No tenía energía para contestar, solo me quedé ahí hincada mientras sentía que se me revolvía el estómago.
—Qué aburrida eres —lo escuché murmurar. Luego se puso a hablar por teléfono—. Rose empezó a vomitar. ¿Crees que esté embarazada?
Me desplomé en el suelo de loseta.
—¿Embarazada? —escuché la voz melosa de Isabella al otro lado de la línea—. ¿No crees que esto ya es demasiado? Se va a sentir muy mal si se entera.
Dante sonaba suave; casi podía imaginarlo abrazándola.
—No tienes que preocuparte por ella. Si en serio está embarazada...
La línea se quedó en silencio unos segundos.
—Si está embarazada —la voz de Dante volvió a escucharse, ahora más cortante—, encárgate de eso. No quiero cabos sueltos. Tú tampoco, ¿verdad, Marco?
Por alguna razón, Marco dudó.
—Sí... claro. No quiero un hijo de ella.
La llamada terminó.
Me quedé hincada en el suelo del baño con la mano sobre mi vientre plano, mientras las lágrimas rodaban en silencio por mi cara.
“Está bien. Esto hace que sea más fácil deshacerme de un niño que nadie quiere”.
A la mañana siguiente fui sola al hospital.
El procedimiento fue rápido. El médico me dijo que tuve suerte porque, al ser tan pronto, el daño físico fue mínimo. Pero yo sabía que el verdadero daño no estaba en mi cuerpo, sino en esa parte de mi corazón que ahora estaba muerta.
Solo descansé medio día antes de que Dante anunciara que me llevaría a una cena para compensar la reunión “desagradable” de la última vez.
Cuando le dije que no me sentía bien y que quería descansar, Dante solo me miró con dureza.
—No empieces con problemas.
Así que asentí.
A las siete de la noche ya estaba en un salón privado del Ritz-Carlton. Los tres ya estaban ahí, hablando y riéndose.
—¡Ya llegaste! —Isabella se levantó para abrazarme—. Te ves mucho mejor hoy.
—Gracias por preocuparte —le dije mientras me sentaba junto a Dante. Él ni siquiera me miró.

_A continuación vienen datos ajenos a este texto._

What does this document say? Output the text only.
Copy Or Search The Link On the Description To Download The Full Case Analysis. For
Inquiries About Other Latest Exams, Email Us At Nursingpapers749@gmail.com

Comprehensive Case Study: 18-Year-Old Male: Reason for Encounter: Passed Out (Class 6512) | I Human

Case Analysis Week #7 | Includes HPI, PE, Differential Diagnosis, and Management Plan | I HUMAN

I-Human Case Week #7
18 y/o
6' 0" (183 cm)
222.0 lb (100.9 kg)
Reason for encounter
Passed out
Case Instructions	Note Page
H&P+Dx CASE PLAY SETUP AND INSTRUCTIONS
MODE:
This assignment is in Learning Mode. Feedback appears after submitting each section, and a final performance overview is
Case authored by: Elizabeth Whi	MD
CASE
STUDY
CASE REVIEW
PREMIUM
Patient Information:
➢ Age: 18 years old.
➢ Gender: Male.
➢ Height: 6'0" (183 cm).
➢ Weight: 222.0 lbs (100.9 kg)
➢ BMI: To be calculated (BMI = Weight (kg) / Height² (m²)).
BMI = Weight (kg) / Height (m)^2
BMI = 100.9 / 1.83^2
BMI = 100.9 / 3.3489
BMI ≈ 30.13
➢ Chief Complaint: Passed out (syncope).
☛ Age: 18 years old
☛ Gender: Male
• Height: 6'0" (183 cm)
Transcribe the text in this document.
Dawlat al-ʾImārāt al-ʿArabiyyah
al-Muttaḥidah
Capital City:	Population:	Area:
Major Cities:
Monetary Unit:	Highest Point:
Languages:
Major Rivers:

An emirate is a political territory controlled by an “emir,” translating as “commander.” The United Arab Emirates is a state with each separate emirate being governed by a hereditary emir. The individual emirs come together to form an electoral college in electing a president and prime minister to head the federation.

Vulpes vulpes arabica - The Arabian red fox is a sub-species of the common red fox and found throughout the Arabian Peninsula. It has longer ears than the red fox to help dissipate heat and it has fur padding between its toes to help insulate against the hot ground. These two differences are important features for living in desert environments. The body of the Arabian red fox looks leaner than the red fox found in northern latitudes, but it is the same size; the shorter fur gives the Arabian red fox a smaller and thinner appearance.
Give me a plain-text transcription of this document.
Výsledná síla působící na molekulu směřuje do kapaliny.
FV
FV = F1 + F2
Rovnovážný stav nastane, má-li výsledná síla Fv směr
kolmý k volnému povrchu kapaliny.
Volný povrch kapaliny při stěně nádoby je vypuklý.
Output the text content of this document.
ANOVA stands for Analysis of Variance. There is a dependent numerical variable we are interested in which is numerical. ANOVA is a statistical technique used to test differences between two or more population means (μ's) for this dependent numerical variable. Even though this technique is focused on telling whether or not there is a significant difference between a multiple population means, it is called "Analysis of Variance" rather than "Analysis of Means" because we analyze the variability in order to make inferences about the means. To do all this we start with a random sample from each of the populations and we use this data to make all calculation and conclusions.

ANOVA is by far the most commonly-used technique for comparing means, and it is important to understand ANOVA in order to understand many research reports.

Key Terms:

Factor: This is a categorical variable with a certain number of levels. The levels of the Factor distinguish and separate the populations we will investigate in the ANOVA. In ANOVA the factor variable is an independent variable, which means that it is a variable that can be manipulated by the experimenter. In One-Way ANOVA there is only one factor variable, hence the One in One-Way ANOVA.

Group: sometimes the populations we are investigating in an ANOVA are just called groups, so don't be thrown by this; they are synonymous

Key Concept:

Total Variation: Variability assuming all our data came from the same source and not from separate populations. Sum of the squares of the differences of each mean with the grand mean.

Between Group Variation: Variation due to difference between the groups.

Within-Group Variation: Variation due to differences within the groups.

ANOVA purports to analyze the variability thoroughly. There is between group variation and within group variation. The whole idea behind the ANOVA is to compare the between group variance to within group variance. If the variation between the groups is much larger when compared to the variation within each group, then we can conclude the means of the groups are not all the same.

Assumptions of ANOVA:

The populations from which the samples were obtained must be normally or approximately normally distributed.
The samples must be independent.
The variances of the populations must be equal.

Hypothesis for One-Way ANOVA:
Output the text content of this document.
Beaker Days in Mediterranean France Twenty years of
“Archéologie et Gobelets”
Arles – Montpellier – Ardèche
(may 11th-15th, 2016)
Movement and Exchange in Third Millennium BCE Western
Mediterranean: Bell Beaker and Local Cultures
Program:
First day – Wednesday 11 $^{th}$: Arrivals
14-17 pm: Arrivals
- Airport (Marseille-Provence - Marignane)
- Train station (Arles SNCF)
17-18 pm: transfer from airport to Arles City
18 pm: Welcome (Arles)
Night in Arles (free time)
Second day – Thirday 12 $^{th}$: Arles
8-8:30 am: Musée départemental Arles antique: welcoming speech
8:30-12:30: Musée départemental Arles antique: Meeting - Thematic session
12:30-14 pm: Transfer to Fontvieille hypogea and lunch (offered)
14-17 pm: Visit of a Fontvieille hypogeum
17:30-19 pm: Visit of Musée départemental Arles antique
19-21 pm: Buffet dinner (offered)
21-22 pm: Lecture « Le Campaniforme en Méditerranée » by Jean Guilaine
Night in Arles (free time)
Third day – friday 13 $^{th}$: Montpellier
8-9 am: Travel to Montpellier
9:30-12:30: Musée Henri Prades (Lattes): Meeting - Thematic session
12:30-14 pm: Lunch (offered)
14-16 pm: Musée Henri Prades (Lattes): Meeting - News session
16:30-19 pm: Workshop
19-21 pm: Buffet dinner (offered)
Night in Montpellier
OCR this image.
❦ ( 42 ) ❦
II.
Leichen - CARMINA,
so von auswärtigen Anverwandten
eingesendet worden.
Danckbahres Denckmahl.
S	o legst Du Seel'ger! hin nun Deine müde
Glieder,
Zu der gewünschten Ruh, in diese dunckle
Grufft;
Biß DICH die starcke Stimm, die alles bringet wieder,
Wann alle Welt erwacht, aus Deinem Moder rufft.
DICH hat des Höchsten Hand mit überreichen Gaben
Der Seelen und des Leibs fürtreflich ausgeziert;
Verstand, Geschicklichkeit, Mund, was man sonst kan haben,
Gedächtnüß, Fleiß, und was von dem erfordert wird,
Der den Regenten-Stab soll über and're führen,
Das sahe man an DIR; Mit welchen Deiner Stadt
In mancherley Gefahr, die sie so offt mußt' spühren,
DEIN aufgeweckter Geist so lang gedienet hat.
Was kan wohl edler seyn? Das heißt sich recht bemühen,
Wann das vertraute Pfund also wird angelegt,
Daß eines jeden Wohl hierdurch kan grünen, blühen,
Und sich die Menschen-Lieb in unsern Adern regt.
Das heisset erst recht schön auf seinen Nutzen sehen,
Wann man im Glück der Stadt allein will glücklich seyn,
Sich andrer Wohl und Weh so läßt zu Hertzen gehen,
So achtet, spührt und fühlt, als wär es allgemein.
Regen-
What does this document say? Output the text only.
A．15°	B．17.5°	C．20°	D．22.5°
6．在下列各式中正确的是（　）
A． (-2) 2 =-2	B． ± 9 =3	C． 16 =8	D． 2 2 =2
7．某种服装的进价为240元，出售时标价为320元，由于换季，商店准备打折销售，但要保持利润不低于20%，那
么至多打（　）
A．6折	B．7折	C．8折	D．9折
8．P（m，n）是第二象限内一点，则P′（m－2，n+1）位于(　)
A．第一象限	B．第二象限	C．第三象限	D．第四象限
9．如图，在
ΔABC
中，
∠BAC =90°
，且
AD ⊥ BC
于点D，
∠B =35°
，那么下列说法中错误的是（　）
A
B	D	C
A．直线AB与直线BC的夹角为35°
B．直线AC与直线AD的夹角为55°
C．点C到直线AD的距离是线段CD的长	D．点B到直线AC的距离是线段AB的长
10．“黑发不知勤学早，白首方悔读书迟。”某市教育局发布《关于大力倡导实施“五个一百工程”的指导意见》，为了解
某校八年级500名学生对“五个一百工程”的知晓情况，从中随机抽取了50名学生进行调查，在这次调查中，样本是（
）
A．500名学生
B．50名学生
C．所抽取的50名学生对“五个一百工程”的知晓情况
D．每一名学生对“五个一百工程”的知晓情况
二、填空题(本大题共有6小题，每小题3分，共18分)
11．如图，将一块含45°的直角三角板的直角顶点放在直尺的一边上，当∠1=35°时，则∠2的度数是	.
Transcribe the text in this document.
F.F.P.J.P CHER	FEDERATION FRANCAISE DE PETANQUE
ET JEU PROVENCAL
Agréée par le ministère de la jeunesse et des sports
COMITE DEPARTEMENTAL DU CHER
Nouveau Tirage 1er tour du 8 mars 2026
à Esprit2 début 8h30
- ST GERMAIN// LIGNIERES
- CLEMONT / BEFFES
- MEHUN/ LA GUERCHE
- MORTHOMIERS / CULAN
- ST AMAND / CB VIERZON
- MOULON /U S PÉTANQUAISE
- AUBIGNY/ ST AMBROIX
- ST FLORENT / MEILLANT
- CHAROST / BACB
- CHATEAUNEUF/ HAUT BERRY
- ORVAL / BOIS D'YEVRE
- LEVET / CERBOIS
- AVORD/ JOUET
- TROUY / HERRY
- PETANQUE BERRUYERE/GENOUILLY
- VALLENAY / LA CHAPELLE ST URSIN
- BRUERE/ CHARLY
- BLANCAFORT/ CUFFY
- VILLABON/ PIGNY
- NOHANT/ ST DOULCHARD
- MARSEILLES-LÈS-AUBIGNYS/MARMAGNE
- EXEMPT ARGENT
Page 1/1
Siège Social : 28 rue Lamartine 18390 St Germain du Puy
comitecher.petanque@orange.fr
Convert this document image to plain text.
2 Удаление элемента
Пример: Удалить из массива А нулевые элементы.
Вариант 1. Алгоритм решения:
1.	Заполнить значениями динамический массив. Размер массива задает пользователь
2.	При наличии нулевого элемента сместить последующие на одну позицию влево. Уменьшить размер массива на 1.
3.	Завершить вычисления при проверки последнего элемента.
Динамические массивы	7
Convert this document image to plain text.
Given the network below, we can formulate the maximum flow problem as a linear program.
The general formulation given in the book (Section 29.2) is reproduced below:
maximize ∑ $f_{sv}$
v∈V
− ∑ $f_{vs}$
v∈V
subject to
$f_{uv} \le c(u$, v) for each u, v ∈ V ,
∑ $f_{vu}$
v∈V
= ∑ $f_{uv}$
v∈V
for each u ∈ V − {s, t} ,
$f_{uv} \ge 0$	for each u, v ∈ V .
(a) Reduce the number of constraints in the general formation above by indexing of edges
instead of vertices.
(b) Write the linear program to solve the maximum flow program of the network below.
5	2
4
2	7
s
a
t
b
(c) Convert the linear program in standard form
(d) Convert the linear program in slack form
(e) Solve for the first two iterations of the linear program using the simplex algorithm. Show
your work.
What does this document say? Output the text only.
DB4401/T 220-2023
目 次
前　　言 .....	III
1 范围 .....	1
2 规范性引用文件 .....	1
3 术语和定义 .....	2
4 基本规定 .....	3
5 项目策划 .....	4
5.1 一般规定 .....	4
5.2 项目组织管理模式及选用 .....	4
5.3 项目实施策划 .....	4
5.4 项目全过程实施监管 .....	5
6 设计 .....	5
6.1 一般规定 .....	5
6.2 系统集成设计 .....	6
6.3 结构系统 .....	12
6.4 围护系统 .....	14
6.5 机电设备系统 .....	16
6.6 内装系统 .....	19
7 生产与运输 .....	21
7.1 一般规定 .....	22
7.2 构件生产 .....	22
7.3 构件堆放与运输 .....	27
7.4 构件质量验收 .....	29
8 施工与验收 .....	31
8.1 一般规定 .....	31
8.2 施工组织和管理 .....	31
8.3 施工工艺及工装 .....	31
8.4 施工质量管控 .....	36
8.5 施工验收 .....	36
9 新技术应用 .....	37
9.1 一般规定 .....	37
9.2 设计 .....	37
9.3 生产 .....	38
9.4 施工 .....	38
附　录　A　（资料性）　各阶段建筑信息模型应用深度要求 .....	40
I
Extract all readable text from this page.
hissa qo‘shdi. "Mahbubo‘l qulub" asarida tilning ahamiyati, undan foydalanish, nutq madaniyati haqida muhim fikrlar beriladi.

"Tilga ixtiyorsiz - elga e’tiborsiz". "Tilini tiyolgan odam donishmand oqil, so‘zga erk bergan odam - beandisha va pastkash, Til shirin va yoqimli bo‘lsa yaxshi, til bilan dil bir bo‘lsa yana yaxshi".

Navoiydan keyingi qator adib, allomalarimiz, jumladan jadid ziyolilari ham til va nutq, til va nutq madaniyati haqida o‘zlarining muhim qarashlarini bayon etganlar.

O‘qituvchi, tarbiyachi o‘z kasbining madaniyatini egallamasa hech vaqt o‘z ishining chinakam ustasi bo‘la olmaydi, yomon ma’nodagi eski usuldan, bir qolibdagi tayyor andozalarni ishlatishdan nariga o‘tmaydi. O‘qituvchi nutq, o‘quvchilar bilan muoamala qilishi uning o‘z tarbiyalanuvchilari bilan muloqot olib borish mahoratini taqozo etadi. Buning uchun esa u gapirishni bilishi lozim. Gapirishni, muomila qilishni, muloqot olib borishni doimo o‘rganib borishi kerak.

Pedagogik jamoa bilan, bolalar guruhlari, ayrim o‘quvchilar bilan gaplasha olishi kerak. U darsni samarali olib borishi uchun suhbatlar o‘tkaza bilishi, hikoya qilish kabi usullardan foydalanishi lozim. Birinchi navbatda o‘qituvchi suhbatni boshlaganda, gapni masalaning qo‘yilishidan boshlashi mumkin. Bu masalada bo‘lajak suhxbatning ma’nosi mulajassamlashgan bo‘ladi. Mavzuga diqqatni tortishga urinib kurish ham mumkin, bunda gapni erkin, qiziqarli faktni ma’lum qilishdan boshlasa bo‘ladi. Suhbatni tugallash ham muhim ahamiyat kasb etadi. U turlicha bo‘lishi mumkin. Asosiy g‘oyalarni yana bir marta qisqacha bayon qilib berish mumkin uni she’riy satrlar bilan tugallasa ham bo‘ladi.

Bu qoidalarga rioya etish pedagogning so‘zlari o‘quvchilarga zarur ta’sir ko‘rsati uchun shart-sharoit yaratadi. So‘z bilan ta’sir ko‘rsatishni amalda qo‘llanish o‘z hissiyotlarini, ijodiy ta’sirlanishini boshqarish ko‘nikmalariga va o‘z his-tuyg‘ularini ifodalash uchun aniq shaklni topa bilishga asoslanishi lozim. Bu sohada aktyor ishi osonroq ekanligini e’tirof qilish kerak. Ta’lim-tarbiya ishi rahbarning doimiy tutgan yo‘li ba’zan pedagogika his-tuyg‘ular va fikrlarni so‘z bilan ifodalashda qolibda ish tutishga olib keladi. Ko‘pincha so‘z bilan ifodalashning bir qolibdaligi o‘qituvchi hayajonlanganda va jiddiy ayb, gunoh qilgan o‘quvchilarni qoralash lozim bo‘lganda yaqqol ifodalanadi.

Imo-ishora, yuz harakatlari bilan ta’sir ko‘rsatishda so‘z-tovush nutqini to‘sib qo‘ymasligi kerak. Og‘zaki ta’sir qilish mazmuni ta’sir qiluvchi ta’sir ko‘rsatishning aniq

Toda la cena pareció una obra de teatro bien ensayada. Isabella no dejaba de presumir lo mucho que conocía a los hermanos: sabía qué le gustaba comer a Dante, los detalles del trabajo de Marco y hasta contaba historias de cuando eran niños.
Yo era una extraña, sentada ahí en silencio, viendo cómo ella se metía en su familia.
—Ay, Rose —dijo Isabella mientras me pasaba un vaso de jugo—. No te he felicitado. Te vas a casar con Dante y serás parte de la familia Blackwood. En serio espero que sean muy felices.
Su sonrisa era perfecta, pero vi ese destello de maldad de siempre en sus ojos.
Tomé el jugo. Al primer trago me di cuenta de que algo estaba mal: tenía mango. Soy alérgica al mango.
Al poco tiempo, me empezaron a salir ronchas rojas por todo el cuerpo y se me empezó a cerrar la garganta.
Por suerte siempre llevaba conmigo una inyección de epinefrina. Pero cuando estaba por usarla, Isabella se llevó la mano al pecho y su cara se puso pálida.
—No... no me siento bien... —Se puso de pie tambaleándose y luego se desplomó en el suelo.